No importa a que pertenezco si se a quien pertenezco: a mi misma y mi
historia. Eso me lo confirmó una llamada telefónica que recibí justo cuando la
conversación entre mi amigo y yo estaba álgida, era mi hermana que me
preguntaba si había recordado que mi padre cumplió 15 años de muerto. Lo
olvide. Sí, tan ensimismada estuve trabajando todo el mes para las necesidades
de todos los espacios o grupos a los que pertenezco que lo olvidé… Reproché mi
ausencia en las cosas importantes…
Mayo fue un mes extraño, por fin ha terminado, afortunadamente todo tiene
un fin tarde o temprano.

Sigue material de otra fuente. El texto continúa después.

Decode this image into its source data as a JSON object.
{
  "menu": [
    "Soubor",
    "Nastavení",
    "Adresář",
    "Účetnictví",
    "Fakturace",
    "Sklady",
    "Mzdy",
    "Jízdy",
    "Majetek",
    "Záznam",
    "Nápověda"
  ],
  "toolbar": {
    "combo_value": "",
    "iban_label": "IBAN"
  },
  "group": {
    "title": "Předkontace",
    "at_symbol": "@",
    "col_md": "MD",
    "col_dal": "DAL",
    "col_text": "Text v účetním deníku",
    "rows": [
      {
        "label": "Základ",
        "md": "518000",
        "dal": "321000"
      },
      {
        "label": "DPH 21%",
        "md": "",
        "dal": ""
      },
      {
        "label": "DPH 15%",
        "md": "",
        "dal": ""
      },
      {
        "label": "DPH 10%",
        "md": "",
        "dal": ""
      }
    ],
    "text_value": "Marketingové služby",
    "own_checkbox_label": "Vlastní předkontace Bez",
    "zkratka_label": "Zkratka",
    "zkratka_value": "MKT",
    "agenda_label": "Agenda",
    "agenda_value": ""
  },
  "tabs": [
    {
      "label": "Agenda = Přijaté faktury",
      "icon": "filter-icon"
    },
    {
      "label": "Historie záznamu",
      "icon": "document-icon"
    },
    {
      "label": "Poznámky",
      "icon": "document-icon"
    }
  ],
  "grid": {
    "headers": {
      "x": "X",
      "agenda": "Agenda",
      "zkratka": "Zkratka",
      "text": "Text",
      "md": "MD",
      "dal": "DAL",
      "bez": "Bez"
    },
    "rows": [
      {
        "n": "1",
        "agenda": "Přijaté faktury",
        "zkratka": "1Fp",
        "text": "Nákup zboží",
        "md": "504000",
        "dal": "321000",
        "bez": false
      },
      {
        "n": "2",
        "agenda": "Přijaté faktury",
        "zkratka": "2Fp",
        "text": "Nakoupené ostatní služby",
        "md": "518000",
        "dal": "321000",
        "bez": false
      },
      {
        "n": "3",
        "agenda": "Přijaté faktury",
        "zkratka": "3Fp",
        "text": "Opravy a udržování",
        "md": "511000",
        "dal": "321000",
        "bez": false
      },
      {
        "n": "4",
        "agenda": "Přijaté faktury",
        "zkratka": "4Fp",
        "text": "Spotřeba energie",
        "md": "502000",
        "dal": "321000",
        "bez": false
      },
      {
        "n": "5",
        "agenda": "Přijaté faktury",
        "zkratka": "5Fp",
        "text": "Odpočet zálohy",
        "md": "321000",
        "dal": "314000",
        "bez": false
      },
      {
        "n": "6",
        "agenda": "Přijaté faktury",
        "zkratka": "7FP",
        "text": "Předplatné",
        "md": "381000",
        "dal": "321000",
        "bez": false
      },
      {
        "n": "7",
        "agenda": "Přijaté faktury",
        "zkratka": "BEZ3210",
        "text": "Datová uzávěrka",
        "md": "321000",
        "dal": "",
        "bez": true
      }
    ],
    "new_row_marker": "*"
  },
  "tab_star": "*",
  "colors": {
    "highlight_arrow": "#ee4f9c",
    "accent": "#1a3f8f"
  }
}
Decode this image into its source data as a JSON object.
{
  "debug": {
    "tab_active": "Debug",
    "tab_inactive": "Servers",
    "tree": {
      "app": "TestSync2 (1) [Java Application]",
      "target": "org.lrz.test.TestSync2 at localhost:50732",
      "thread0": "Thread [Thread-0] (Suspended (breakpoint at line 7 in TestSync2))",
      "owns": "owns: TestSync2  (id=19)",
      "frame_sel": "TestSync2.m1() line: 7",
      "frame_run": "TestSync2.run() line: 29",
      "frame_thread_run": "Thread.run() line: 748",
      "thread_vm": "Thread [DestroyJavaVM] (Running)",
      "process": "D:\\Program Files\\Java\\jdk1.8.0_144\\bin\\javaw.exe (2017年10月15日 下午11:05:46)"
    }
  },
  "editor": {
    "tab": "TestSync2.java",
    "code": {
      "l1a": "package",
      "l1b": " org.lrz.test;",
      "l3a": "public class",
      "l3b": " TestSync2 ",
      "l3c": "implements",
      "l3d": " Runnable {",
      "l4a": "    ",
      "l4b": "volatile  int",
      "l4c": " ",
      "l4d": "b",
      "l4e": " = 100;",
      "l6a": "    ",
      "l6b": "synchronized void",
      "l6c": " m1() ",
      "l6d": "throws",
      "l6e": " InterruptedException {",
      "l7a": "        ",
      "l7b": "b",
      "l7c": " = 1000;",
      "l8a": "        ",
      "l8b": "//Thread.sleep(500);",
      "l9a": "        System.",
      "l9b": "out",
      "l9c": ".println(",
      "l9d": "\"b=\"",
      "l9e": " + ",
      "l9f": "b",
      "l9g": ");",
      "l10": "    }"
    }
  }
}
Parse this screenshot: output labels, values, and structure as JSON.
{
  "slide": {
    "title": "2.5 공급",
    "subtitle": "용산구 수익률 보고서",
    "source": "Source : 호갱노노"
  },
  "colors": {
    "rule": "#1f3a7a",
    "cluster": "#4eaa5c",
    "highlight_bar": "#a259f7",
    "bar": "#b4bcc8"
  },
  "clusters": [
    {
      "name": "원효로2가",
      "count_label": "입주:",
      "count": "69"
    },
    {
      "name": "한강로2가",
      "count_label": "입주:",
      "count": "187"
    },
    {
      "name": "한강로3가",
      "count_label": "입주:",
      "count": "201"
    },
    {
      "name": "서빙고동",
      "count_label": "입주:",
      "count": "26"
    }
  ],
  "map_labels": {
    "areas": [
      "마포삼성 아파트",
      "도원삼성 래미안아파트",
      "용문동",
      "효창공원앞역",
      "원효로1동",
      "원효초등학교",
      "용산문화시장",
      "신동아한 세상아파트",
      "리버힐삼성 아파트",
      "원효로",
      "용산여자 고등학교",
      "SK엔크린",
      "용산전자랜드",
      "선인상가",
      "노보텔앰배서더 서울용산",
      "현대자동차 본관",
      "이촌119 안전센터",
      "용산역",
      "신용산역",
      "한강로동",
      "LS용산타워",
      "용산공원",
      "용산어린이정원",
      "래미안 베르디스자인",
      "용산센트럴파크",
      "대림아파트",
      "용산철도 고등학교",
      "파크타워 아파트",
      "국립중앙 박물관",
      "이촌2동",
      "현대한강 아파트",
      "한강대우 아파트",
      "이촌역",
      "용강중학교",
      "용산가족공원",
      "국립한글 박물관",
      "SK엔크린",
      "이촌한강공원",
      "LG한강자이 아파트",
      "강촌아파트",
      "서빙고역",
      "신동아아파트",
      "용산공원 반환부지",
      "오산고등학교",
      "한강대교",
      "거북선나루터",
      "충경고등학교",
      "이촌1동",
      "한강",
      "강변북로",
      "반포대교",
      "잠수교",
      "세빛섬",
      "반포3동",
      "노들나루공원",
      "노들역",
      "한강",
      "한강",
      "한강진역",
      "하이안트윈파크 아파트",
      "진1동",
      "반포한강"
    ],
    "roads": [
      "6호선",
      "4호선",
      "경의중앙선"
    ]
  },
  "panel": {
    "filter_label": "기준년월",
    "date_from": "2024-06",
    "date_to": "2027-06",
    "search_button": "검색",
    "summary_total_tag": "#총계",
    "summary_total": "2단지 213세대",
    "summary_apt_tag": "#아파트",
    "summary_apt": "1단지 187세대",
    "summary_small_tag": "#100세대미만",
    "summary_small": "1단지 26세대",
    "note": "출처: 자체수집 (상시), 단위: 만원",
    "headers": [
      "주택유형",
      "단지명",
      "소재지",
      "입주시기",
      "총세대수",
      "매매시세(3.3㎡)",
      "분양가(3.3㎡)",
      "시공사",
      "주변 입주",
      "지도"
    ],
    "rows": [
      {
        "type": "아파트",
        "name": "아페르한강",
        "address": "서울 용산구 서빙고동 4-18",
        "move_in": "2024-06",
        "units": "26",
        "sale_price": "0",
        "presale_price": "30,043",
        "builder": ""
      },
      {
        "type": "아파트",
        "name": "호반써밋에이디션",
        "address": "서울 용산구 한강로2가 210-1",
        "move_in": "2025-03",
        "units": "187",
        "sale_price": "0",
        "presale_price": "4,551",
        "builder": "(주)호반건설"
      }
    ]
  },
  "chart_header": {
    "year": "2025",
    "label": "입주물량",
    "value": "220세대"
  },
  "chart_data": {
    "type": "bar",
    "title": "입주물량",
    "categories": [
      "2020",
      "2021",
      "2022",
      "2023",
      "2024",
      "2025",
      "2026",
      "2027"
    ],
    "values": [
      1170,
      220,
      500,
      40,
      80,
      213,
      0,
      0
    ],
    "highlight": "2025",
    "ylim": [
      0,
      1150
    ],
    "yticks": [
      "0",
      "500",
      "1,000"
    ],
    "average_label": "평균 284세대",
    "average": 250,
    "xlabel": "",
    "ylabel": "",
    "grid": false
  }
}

Curiosamente un mes puede parecernos un año o incluso
una vida entera breve e intensa. Y justo me llegó esta reflexión sobre el
pertenecer cuando estoy cerrando ciclos, continuando otros, mudando de piel, de
casas, de conjeturas, para asentarme en la idea de llevar una existencia más
propia, más mía. La palabra pertenecer ahora la percibo como vaga, ambigua,
casi un paréntesis constante en la vida de los hombres, no significa
inmovilidad ni perpetuidad, está ahí y luego ya no, porque finalmente vamos, venimos
ajustándonos a las circunstancias. Y qué sabe nadie, sería muy bueno pensar que
somos tan fugaces como la pertenencia misma.